Soins de santé
En Belgique, près de 70 % des grands-parents gardent régulièrement leurs petits-enfants pendant que les parents turbinent. Entre bonheur familial et charge mentale, l’équilibre peut parfois être délicat.
Publié le: 26 août 2024
Mis à jour le: 26 septembre 2024
Par: Sandrine Warsztacki
3 min
Photo : © Adobe Stock - Les femmes sont plus nombreuses à garder leurs petits-enfants
En Belgique, les grands-parents consacrent en moyenne entre 35 heures par mois (pour les hommes) et 39 heures (pour les femmes) à la garde de leurs petits-enfants. Un rôle généralement endossé avec bonheur. "C’est une chance d’être présent dans leur quotidien, une occasion de tisser des relations privilégiées. Mes petits-enfants m'aident à rester jeunes", se réjouit Pierre, grand-père comblé de deux petits gars énergiques. Mais la joie d’accueillir ses petits-enfants, peut aussi faire place au soulagement de les voir repartir... Brigitte (nom d'emprunt) s’occupe seule de ses quatre petits-enfants. Elle fait partie de cette génération parfois surnommée "chic-ouf" (chic ils arrivent, ouf ils repartent !): "On n'aime pas voir nos enfants en difficulté dans leur vie d'adulte, mais on n'a plus toujours la force. Nos enfants veulent que l'on soit la même super maman qu'on a été pour eux, ils ne veulent pas voir que l'on vieillit. C’est très difficile de leur dire non, mais entre grands-parents c'est un sujet dont on parle beaucoup", confie cette grand-mère qui participait récemment à un atelier d'Énéo, le mouvement social des aînés, sur le rôle des grands-parents.
Pierre
Son témoignage fait écho aux constats de l'enquête européenne Share sur la santé des 50 + : si la garde des petits-enfants se traduit statistiquement par un niveau de bien-être plus élevé, la probabilité de développer des signes d'état dépressif augmente à mesure que cette charge s’intensifie (de 3 à 6 points de pourcentage pour 10 heures mensuelles supplémentaires). A contrario, l’impossibilité pour certains grands-parents de pouvoir proposer leur aide, pour des raisons géographiques ou de santé notamment, peut aussi être source de souffrance.
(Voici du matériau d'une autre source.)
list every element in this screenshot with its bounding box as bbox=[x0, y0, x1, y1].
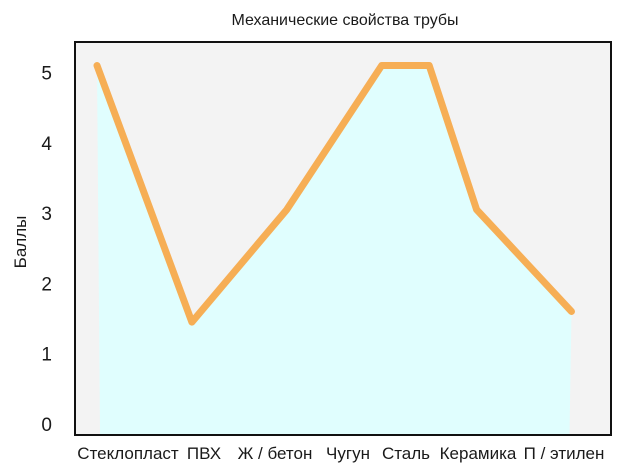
series-line bbox=[93, 62, 575, 326]
x-tick-label: Стеклопласт bbox=[77, 444, 179, 463]
y-axis-label: Баллы bbox=[11, 216, 30, 269]
y-tick-label: 5 bbox=[41, 64, 52, 85]
series-area-fill bbox=[97, 65, 572, 434]
y-tick-label: 4 bbox=[41, 134, 52, 155]
x-tick-label: ПВХ bbox=[187, 444, 221, 463]
x-axis-ticks: Стеклопласт ПВХ Ж / бетон Чугун Сталь Керамик… bbox=[77, 444, 604, 463]
x-tick-label: Сталь bbox=[382, 444, 430, 463]
y-tick-label: 3 bbox=[41, 204, 52, 225]
chart-title: Механические свойства трубы bbox=[231, 12, 458, 29]
y-tick-label: 2 bbox=[41, 274, 52, 295]
x-tick-label: П / этилен bbox=[524, 444, 605, 463]
y-tick-label: 1 bbox=[41, 345, 52, 366]
y-axis-ticks: 0 1 2 3 4 5 bbox=[41, 64, 52, 437]
y-tick-label: 0 bbox=[41, 415, 52, 436]
x-tick-label: Керамика bbox=[440, 444, 517, 463]
x-tick-label: Ж / бетон bbox=[238, 444, 313, 463]
plot-frame bbox=[74, 41, 612, 436]
x-tick-label: Чугун bbox=[326, 444, 370, 463]
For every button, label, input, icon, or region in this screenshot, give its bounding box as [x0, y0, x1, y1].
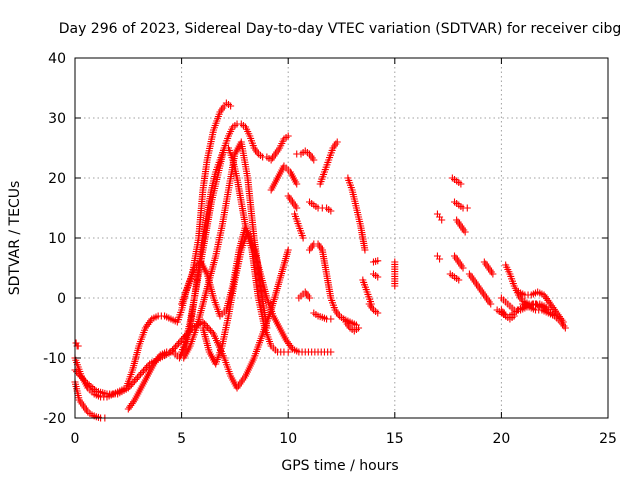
data-point [561, 324, 569, 332]
data-point [374, 257, 382, 265]
data-point [327, 207, 335, 215]
y-tick-label: 0 [57, 291, 66, 307]
y-tick-label: 30 [48, 111, 66, 127]
data-point [333, 138, 341, 146]
data-point [461, 228, 469, 236]
data-point [130, 377, 138, 385]
data-point [141, 365, 149, 373]
data-point [455, 276, 463, 284]
y-tick-label: -10 [43, 351, 66, 367]
data-point [208, 328, 216, 336]
data-point [327, 315, 335, 323]
data-point [176, 338, 184, 346]
data-point [457, 180, 465, 188]
data-point [205, 325, 213, 333]
data-point [85, 381, 93, 389]
data-point [74, 342, 82, 350]
y-tick-label: 40 [48, 51, 66, 67]
data-point [374, 309, 382, 317]
data-point [173, 341, 181, 349]
y-axis-label: SDTVAR / TECUs [7, 181, 23, 296]
data-point [74, 369, 82, 377]
x-tick-label: 20 [492, 431, 510, 447]
x-tick-label: 10 [279, 431, 297, 447]
data-point [374, 273, 382, 281]
data-point [170, 345, 178, 353]
data-point [284, 348, 292, 356]
data-point [124, 384, 132, 392]
data-point [175, 339, 183, 347]
data-point [203, 323, 211, 331]
data-point [263, 324, 271, 332]
data-point [87, 383, 95, 390]
data-point [79, 375, 87, 383]
data-point [135, 372, 143, 380]
x-axis-label: GPS time / hours [281, 458, 398, 474]
chart-title: Day 296 of 2023, Sidereal Day-to-day VTE… [59, 21, 622, 37]
data-point [76, 371, 84, 379]
data-point [83, 380, 91, 387]
data-point [306, 294, 314, 302]
data-point [80, 376, 88, 384]
data-point [310, 156, 318, 164]
y-tick-label: -20 [43, 411, 66, 427]
data-point [140, 367, 148, 375]
data-point [136, 370, 144, 378]
data-point [129, 379, 137, 387]
grid [75, 58, 608, 418]
x-tick-label: 0 [71, 431, 80, 447]
data-point [284, 132, 292, 140]
data-point [89, 384, 97, 392]
y-tick-label: 10 [48, 231, 66, 247]
data-point [299, 234, 307, 242]
data-point [73, 368, 81, 376]
data-point [352, 321, 360, 329]
data-point [200, 320, 208, 328]
data-point [138, 369, 146, 377]
axis-ticks: 0 5 10 15 20 25 -20 -10 0 10 20 30 40 [43, 51, 617, 447]
x-tick-label: 25 [599, 431, 617, 447]
data-point [284, 246, 292, 254]
data-point [438, 216, 446, 224]
data-point [127, 381, 135, 389]
data-point [143, 363, 151, 371]
data-point [489, 270, 497, 278]
data-point [77, 373, 85, 381]
x-tick-label: 15 [386, 431, 404, 447]
data-point [391, 282, 399, 290]
data-point [293, 204, 301, 212]
data-point [510, 312, 518, 320]
data-point [436, 255, 444, 263]
data-points [71, 99, 569, 422]
y-tick-label: 20 [48, 171, 66, 187]
data-point [327, 348, 335, 356]
data-point [126, 382, 134, 390]
data-point [82, 378, 90, 386]
data-point [207, 327, 215, 335]
data-point [172, 343, 180, 351]
data-point [293, 180, 301, 188]
data-point [227, 102, 235, 110]
data-point [463, 204, 471, 212]
data-point [487, 300, 495, 308]
data-point [361, 246, 369, 254]
data-point [133, 374, 141, 382]
x-tick-label: 5 [177, 431, 186, 447]
data-point [132, 375, 140, 383]
data-point [91, 386, 99, 393]
data-point [459, 264, 467, 272]
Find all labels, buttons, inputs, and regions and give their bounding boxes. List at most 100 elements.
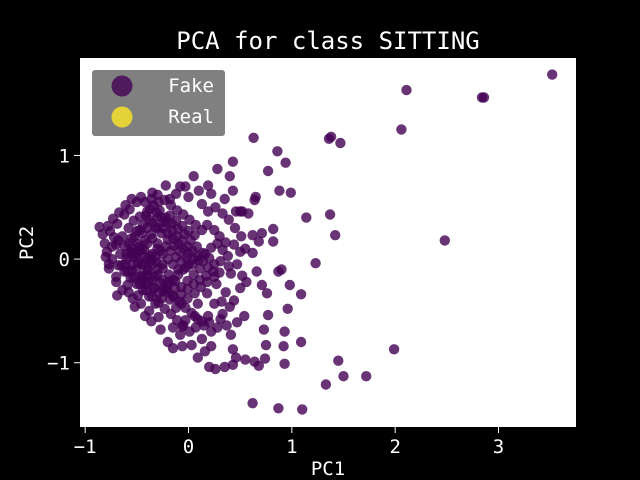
x-axis-label: PC1 (311, 458, 345, 480)
point-fake (231, 259, 243, 270)
point-fake (284, 279, 295, 291)
y-tick-label: 1 (59, 145, 70, 167)
point-fake (180, 181, 191, 192)
point-fake (162, 336, 173, 348)
point-fake (241, 276, 252, 288)
point-fake (217, 208, 228, 219)
point-fake (273, 266, 284, 277)
point-fake (272, 146, 283, 157)
point-fake (167, 322, 179, 333)
point-fake (229, 222, 241, 234)
point-fake (215, 256, 226, 267)
point-fake (388, 344, 400, 355)
point-fake (210, 363, 221, 375)
point-fake (256, 228, 268, 239)
point-fake (123, 238, 134, 249)
point-fake (247, 247, 258, 259)
point-fake (123, 287, 134, 298)
point-fake (279, 326, 290, 337)
point-fake (175, 329, 186, 340)
point-fake (282, 303, 293, 314)
point-fake (129, 301, 140, 312)
point-fake (401, 84, 412, 96)
point-fake (330, 230, 341, 241)
point-fake (268, 236, 279, 247)
point-fake (196, 333, 208, 345)
point-fake (274, 185, 285, 196)
point-fake (250, 191, 261, 203)
y-tick-label: −1 (47, 353, 70, 375)
point-fake (297, 404, 308, 415)
point-fake (261, 288, 273, 299)
point-fake (228, 239, 240, 250)
point-fake (139, 310, 151, 322)
point-fake (251, 266, 262, 277)
x-tick-label: 0 (183, 436, 194, 458)
legend-marker-real (111, 106, 133, 128)
legend-marker-fake (111, 75, 133, 97)
point-fake (212, 322, 223, 333)
point-fake (228, 295, 240, 306)
point-fake (161, 217, 172, 228)
point-fake (439, 235, 450, 246)
point-fake (225, 329, 237, 340)
point-fake (102, 220, 114, 232)
point-fake (240, 354, 251, 365)
point-fake (120, 200, 131, 211)
chart-title: PCA for class SITTING (176, 27, 479, 55)
point-fake (134, 224, 146, 236)
x-tick-label: 1 (286, 436, 297, 458)
point-fake (324, 209, 336, 220)
point-fake (361, 371, 372, 382)
point-fake (335, 137, 346, 149)
point-fake (192, 298, 203, 309)
y-tick-label: 0 (59, 249, 70, 271)
point-fake (97, 229, 108, 240)
point-fake (210, 202, 221, 213)
point-fake (547, 69, 558, 80)
point-fake (253, 360, 264, 371)
point-fake (262, 309, 274, 321)
point-fake (123, 222, 134, 234)
point-fake (248, 132, 259, 143)
x-tick-label: −1 (74, 436, 97, 458)
point-fake (227, 156, 239, 167)
point-fake (216, 296, 227, 307)
point-fake (338, 371, 349, 382)
point-fake (196, 224, 208, 236)
point-fake (268, 223, 279, 235)
point-fake (231, 317, 243, 328)
point-fake (285, 187, 296, 198)
point-fake (323, 133, 335, 144)
point-fake (155, 324, 166, 335)
point-fake (183, 191, 194, 203)
point-fake (196, 198, 208, 210)
point-fake (152, 189, 163, 200)
point-fake (212, 163, 223, 175)
point-fake (253, 236, 264, 247)
point-fake (230, 352, 242, 363)
point-fake (478, 92, 490, 103)
point-fake (227, 344, 239, 355)
scatter-points (94, 69, 558, 415)
point-fake (333, 355, 344, 366)
point-fake (273, 403, 284, 414)
point-fake (295, 336, 307, 348)
x-tick-label: 3 (493, 436, 504, 458)
point-fake (295, 289, 307, 300)
point-fake (260, 339, 272, 351)
point-fake (320, 379, 332, 390)
x-tick-label: 2 (389, 436, 400, 458)
axes: −1 0 1 2 3 −1 0 1 (47, 145, 504, 458)
point-fake (280, 157, 291, 168)
point-fake (181, 262, 192, 273)
point-fake (199, 346, 211, 357)
legend-label-fake: Fake (168, 75, 214, 97)
point-fake (164, 193, 176, 205)
point-fake (221, 320, 232, 331)
y-axis-label: PC2 (16, 226, 38, 260)
point-fake (219, 361, 230, 373)
point-fake (235, 206, 246, 217)
point-fake (225, 268, 237, 279)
Docteur en économie, responsable de l'équipe Share pour la Belgique, Jérôme Schoenmaekers observe trois types de motivation en jeu chez les grands-parents. "On peut aider de façon purement altruiste, pour obéir à une norme sociale, plus ou moins forte en fonction des pays, ou encore, s'inscrire dans une logique d’échange : 'J'aide mes enfants car j'espère que ceux-ci m’aideront'." Les personnes âgées qui se sont occupées de leur petits-enfants reçoivent davantage de soutien de leurs enfants en cas de perte d'autonomie, observe-t-il dans une analyse fraîchement publiée.
Brigitte
Le nombre d'heures consacrée à la garde des petits-enfants varie aussi fortement d'un pays à l'autre en fonction des politiques familiales (crèches, congés parentaux, etc.), la Belgique se situant dans la moyenne européenne. Mais partout le même constat : avec l'allongement de l'espérance de vie et les mutations du marché du travail, l'aide informelle et intergénérationnelle apportée par les aînés occupe une place croissance. "Avec le système de la retraite, les générations âgées ont vu se libérer du temps et des moyens, observe l’union des associations de parents de l’enseignement catholique (UFAPEC) dans une analyse. Mais, le risque inhérent à cela est que ce rôle a été en partie pris pour acquis par les gouvernements et les familles. Et dans beaucoup de pays les mesures d’austérité et les coupes dans les services publics vont sans doute augmenter la pression sur les grands-parents pour combler les lacunes de l’offre de services de garde formelle pour les enfants et de soins aux personnes âgées."
Sans oublier que 17 % des grands-parents en Europe ont encore leurs propres parents en vie, dont ils doivent potentiellement s’occuper, parfois en travaillant encore... "Ce risque de double charge pèse particulièrement sur les femmes qui se retrouvent à garder leurs petits-enfants pour aider leurs filles à mener leur carrière tout en soutenant leurs propres parents", commente l’économiste de la santé.